Thursday, June 18, 2015

Throwback Thursday: I, Frankenstein Review

[Note: This was originally published circa October 2, 2014]



I'll say this for I, Frankenstein: It delivers what it promises.  This is DEFINITELY a movie about Frankenstein's monster (now known as Adam) battling demons alongside tepid gargoyle allies.  It even does that job reasonably well, with fluid fight choreography, artsy camera work, and a motif brimming with gothic...everything, basically.  It also makes the commendably bold choice of basing its anti-hero and plot specifically on Mary Shelly's original novel, rather than the more recognized and therefor marketable Universal Studios incarnation.  Unfortunately, by simple virtue (or is it sin?) of being a movie, it also makes IMPLIED promises of such things as plot, dialogue, characterization, and most-notably, PACING; that iconic bell-curve of story progression we learned in elementary school. (Setup, Conflict, Climax, Conclusion; if I remember correctly.)

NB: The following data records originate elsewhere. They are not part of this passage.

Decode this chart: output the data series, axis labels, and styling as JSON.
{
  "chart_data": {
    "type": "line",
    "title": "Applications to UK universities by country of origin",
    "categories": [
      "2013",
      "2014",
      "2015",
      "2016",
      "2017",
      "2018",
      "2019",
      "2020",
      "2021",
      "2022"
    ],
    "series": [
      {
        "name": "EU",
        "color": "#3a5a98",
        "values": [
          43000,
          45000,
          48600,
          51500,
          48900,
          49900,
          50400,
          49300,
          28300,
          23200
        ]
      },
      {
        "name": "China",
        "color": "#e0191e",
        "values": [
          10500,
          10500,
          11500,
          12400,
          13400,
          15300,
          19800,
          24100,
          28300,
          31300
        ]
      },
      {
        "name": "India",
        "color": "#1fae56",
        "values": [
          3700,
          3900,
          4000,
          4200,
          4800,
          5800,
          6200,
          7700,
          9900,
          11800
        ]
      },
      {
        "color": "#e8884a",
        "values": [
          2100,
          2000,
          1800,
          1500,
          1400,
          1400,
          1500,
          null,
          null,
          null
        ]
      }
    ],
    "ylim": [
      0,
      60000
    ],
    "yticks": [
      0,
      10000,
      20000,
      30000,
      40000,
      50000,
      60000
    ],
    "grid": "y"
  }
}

Such subtleties are scarce here, and you miss them immediately.  Before the opening narration is even all the way done, Adam is attacked by demons and rescued by gargoyles [NOTE: They're also angels, basically; I forgot to mention that in the original review]; both out of the blue.  They offer him (not to mention us) the brief pleasure of a supporting cast, and then he leaves, narrates some more, fights some more demons, flashes forward, narrates some more, fights some more demons, revisits the angels, who do some demon fighting on their own, and once in a while there's a conversation, to remind you this isn't a video game...is the snark I would've made two decades ago (and other reviewers have already expressed such an opinion), but these days there are plenty of video games that have more dialogue than this film and are less linear to boot.

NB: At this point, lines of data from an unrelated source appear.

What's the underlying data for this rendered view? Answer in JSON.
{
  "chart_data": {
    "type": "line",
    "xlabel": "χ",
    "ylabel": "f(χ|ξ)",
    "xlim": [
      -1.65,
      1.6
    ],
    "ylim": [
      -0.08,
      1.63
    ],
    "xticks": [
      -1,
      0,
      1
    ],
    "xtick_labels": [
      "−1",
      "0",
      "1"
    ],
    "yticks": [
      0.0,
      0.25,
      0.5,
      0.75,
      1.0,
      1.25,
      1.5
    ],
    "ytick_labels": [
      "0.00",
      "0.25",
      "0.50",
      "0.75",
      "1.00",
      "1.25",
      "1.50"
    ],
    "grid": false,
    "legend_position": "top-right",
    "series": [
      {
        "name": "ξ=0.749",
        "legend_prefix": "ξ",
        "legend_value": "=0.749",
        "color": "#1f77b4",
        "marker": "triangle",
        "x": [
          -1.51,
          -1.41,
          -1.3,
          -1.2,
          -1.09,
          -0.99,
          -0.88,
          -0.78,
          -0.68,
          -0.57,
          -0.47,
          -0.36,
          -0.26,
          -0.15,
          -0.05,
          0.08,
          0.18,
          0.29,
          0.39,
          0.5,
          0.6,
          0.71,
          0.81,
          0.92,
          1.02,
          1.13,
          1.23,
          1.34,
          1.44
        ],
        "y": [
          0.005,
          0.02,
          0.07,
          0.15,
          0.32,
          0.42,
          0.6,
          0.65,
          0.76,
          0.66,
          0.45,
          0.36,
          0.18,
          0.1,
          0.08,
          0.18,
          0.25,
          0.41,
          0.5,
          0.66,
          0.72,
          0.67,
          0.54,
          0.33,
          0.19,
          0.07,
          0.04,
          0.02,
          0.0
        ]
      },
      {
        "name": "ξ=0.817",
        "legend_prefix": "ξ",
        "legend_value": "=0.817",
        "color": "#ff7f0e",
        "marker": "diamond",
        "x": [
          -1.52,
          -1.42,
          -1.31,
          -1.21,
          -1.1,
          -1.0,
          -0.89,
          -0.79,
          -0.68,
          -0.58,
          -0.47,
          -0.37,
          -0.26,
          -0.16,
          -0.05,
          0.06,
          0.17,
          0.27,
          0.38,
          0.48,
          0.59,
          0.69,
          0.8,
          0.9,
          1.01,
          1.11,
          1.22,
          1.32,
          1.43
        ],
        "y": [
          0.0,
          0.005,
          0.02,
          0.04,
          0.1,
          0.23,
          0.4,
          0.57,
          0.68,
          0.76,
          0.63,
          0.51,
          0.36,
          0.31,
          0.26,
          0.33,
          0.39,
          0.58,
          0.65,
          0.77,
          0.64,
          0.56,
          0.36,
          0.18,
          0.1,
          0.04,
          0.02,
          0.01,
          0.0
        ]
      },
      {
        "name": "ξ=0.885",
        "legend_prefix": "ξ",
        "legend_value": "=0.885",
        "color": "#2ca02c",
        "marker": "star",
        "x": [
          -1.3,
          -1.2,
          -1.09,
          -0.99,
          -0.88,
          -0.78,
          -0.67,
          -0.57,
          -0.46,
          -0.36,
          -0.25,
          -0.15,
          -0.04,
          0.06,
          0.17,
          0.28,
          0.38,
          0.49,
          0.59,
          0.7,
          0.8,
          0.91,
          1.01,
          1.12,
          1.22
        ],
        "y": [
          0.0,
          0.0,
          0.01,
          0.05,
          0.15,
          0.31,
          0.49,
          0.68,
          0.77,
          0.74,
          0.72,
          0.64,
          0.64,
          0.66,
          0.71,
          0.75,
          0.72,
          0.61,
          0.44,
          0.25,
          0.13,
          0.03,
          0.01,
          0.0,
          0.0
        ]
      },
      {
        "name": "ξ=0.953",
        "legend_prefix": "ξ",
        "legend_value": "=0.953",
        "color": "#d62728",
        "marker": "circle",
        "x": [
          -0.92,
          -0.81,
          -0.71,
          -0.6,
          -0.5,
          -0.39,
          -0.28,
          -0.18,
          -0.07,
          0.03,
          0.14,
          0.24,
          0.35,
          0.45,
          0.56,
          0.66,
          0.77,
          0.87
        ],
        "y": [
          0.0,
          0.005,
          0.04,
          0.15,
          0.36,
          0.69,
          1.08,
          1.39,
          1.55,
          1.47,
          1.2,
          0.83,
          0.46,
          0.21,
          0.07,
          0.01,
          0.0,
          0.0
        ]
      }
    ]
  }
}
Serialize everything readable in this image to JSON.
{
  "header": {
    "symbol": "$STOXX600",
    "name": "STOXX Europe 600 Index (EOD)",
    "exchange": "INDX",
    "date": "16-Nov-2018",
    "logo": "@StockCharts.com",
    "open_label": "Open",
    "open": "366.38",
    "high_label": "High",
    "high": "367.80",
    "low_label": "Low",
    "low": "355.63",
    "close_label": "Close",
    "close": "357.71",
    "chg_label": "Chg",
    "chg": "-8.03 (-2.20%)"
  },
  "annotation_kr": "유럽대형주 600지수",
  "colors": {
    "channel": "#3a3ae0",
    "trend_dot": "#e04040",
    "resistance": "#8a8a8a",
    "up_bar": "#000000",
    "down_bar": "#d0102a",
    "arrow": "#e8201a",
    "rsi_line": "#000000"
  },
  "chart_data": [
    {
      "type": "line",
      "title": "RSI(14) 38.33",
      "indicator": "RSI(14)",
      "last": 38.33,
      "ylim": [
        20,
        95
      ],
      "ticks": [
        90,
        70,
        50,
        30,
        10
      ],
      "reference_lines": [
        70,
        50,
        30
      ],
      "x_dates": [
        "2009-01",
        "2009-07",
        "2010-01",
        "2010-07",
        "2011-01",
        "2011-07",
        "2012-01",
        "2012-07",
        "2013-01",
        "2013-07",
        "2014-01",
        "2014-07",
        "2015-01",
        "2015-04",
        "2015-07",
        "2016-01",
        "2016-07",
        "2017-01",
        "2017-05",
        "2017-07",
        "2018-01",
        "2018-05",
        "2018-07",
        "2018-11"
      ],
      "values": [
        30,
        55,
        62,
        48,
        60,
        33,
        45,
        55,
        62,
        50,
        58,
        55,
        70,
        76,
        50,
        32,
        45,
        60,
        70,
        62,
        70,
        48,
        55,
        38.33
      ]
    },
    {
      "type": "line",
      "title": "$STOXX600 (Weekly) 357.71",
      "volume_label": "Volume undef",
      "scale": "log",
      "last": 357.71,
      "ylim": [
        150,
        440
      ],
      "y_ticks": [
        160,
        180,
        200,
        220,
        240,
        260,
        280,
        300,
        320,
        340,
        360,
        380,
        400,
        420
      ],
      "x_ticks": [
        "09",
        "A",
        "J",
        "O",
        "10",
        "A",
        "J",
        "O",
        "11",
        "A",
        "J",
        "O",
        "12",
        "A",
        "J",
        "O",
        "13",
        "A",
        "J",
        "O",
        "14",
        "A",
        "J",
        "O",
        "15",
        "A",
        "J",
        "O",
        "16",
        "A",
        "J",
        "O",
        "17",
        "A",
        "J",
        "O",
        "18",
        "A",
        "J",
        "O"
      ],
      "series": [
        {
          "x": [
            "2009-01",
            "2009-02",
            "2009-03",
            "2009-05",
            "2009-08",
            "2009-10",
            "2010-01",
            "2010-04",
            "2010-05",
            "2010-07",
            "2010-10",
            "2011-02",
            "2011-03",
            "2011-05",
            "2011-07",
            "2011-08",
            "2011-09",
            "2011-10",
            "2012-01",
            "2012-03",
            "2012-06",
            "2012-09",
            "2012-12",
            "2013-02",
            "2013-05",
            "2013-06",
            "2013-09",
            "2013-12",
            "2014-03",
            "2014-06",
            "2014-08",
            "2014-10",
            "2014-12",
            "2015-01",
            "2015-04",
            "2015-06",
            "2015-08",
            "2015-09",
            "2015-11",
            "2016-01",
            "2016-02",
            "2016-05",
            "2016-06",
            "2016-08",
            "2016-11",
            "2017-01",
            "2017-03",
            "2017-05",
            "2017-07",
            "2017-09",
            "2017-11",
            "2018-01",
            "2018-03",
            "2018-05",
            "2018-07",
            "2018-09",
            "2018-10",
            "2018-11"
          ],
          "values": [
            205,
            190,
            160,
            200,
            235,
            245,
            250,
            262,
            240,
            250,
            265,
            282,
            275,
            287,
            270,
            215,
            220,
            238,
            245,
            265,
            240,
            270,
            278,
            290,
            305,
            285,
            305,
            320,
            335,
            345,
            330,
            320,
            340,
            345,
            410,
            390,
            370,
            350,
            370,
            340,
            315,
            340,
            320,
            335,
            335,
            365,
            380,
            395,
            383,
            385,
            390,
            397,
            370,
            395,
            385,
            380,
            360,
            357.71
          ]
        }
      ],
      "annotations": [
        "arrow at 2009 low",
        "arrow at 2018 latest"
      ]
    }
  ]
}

Once again, the problem isn’t even that anything that’s actually in this movie is necessarily bad.  It looks nice (read; it’s ugly as sin, but that’s appropriate in this case, and it’s detailed), almost all performances are competent (if none even remotely impressive), and as mentioned, the action scenes work fine of themselves.  The problem is that a lot of good things aren’t actually in this movie.  Without the elements that anchor the trailer-filling fight scenes together, it’s a disorganized mess that makes you wonder why you aren’t watching another action/horror movie; you never get a good feel for exactly what part the barely-existent story you’re seeing.  In fact, it’s arguable that the climax of this film feels less climatic than other scenes. (I won’t spoil it, but there wouldn’t be much love lost if I did.)

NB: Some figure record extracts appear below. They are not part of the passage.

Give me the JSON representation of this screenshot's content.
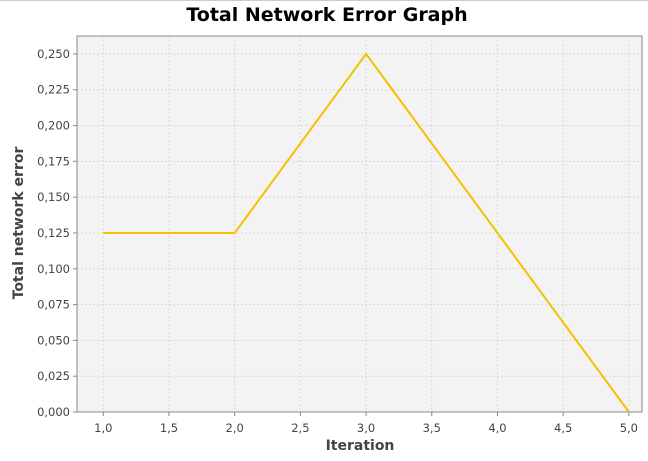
{
  "chart_data": {
    "type": "line",
    "title": "Total Network Error Graph",
    "xlabel": "Iteration",
    "ylabel": "Total network error",
    "xlim": [
      0.8,
      5.1
    ],
    "ylim": [
      0,
      0.2625
    ],
    "x_ticks": [
      1.0,
      1.5,
      2.0,
      2.5,
      3.0,
      3.5,
      4.0,
      4.5,
      5.0
    ],
    "x_tick_labels": [
      "1,0",
      "1,5",
      "2,0",
      "2,5",
      "3,0",
      "3,5",
      "4,0",
      "4,5",
      "5,0"
    ],
    "y_ticks": [
      0,
      0.025,
      0.05,
      0.075,
      0.1,
      0.125,
      0.15,
      0.175,
      0.2,
      0.225,
      0.25
    ],
    "y_tick_labels": [
      "0,000",
      "0,025",
      "0,050",
      "0,075",
      "0,100",
      "0,125",
      "0,150",
      "0,175",
      "0,200",
      "0,225",
      "0,250"
    ],
    "grid": true,
    "series": [
      {
        "x": [
          1,
          2,
          3,
          4,
          5
        ],
        "values": [
          0.125,
          0.125,
          0.25,
          0.125,
          0
        ]
      }
    ]
  },
  "colors": {
    "series": "#f5c000",
    "plot_background": "#f3f3f3",
    "grid": "#d8d8d8",
    "axis": "#888888"
  }
}
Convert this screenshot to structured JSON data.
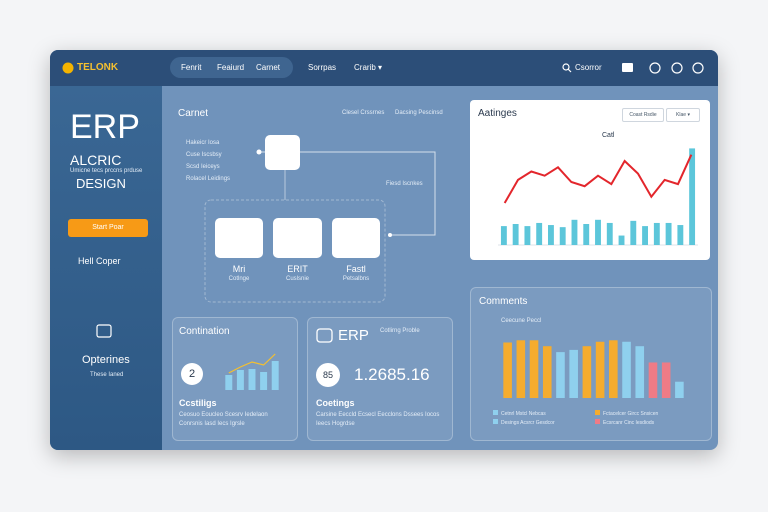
{
  "topbar": {
    "logo": "TELONK",
    "nav": [
      "Fenrit",
      "Feaiurd",
      "Carnet",
      "Sorrpas",
      "Crarib ▾"
    ],
    "search": "Csorror"
  },
  "sidebar": {
    "title": "ERP",
    "subtitle": "ALCRIC",
    "tagline": "Umicne tecs prccns prduse",
    "design": "DESIGN",
    "button": "Start Poar",
    "link": "Hell Coper",
    "section": "Opterines",
    "section_note": "These Ianed"
  },
  "flow": {
    "title": "Carnet",
    "list": [
      "Hakeicr Iosa",
      "Cuse Iscsbsy",
      "Scsd Ieiceys",
      "Rolacel Leidings"
    ],
    "notes": [
      "Clesel Crssrnes",
      "Dacsing Pescinsd",
      "Fiesd Iscnkes"
    ],
    "nodes": [
      {
        "label": "Mri",
        "sub": "Cotlnge"
      },
      {
        "label": "ERIT",
        "sub": "Cuslsnie"
      },
      {
        "label": "Fastl",
        "sub": "Petsalbns"
      }
    ]
  },
  "ratings": {
    "title": "Aatinges",
    "buttons": [
      "Coast Rsdie",
      "Klae ▾"
    ],
    "chart": {
      "type": "line",
      "title": "Catl",
      "ylim": [
        0,
        100
      ],
      "line": {
        "color": "#e3262c",
        "values": [
          40,
          62,
          70,
          66,
          74,
          60,
          56,
          66,
          58,
          80,
          68,
          46,
          62,
          58,
          86
        ]
      },
      "bars": {
        "color": "#5cc6da",
        "values": [
          18,
          20,
          18,
          21,
          19,
          17,
          24,
          20,
          24,
          21,
          9,
          23,
          18,
          21,
          21,
          19,
          92
        ]
      }
    }
  },
  "comments": {
    "title": "Comments",
    "subtitle": "Ceecune Peccl",
    "chart": {
      "type": "bar",
      "ylim": [
        0,
        100
      ],
      "values": [
        75,
        78,
        78,
        70,
        62,
        65,
        70,
        76,
        78,
        76,
        70,
        48,
        48,
        22
      ],
      "colors": [
        "#f5ac2e",
        "#f5ac2e",
        "#f5ac2e",
        "#f5ac2e",
        "#8fd0ee",
        "#8fd0ee",
        "#f5ac2e",
        "#f5ac2e",
        "#f5ac2e",
        "#8fd0ee",
        "#8fd0ee",
        "#ef7b86",
        "#ef7b86",
        "#8fd0ee"
      ]
    },
    "legend": [
      {
        "text": "Cetnrl Mstcl Nebcas",
        "color": "#8fd0ee"
      },
      {
        "text": "Fctacelcer Gircc Snsicen",
        "color": "#f5ac2e"
      },
      {
        "text": "Desings Acsrcr Gesdcor",
        "color": "#8fd0ee"
      },
      {
        "text": "Ecsrcanr Cinc Iesdiods",
        "color": "#ef7b86"
      }
    ]
  },
  "continuation": {
    "title": "Contination",
    "badge": "2",
    "caption": "Ccstiligs",
    "note": "Ceosuo Eoucleo Scesrv Iedelaon Conrsnis Iasd Iecs Igrsle",
    "chart": {
      "type": "bar",
      "ylim": [
        0,
        100
      ],
      "bars": {
        "color": "#8fd0ee",
        "values": [
          30,
          40,
          42,
          36,
          58
        ]
      },
      "line": {
        "color": "#f5c02e",
        "values": [
          34,
          46,
          56,
          50,
          72
        ]
      }
    }
  },
  "erp": {
    "title": "ERP",
    "side": "Cotlirng Proble",
    "badge": "85",
    "value": "1.2685.16",
    "caption": "Coetings",
    "note": "Carsine Eeccld Ecsecl Eecclons Dssees Iocos Ieecs Hogrdse"
  }
}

All of the above content would be sufficiently damning on its own, but I have a few more nitpicks to impart.  The first is that, due to the film’s constant kinetic pace, any ability to take seriously its backstory of a secret Heaven-Hell war raging under our noses for centuries, quickly flies out the window with a rain of shattered stain glass.  Somehow, despite both being able to transform into human form, neither the demons nor the gargoyles care a whiff for subtlety when they get down to their jobs, smashing things and vaulting through the sky in full-view throughout a European city (the film never specifies which one) that is somehow still intact and populous in spite.  All that might be a bit more forgivable had the film been even remotely self-aware and whimsical, but its humor is limited to a few dry situational snarks.

Which brings us to the second additional nitpick: Tragically, despite its unique concept, and despite applying a technically appropriate style to that concept, an action film has never felt so cliché.  The ugly characters, dark alleys, and halls are perfect for a franchise gothic from the start, and the Latin choir score and existential ramblings gel perfectly with the biblical theme.  Had it come out in some other time (and, it should go without saying, evaded at least some of the flaws I stated above), I, Frankenstein could have worn such distinctions well.  In the present era, though, thanks to the success of such films as The Matrix and Batman Begins, we’ve spent a decade full of action films abusing such morose tropes.  Onward through the 2010s, just when you think Marvel’s films have won their final heroic battle against that conformity, another black sheep comes along to add to the sludge of a long mostly-black flock.

All that being said, I can say one thing emphatically positive about this movie: It’s a blast to make fun of; like no other B movie in recent memory.  I’ve had some great laughs today, all the way from hearing my friends weigh in their thoughts, through reading critics’ reviews of this movie, to writing my own.  Describe it at any length, and jokes write themselves that I didn’t even know I had before I started it.  This dubious honor may well grant the film a twisted sort of immortality—much like a lightning bolt frying a corpse.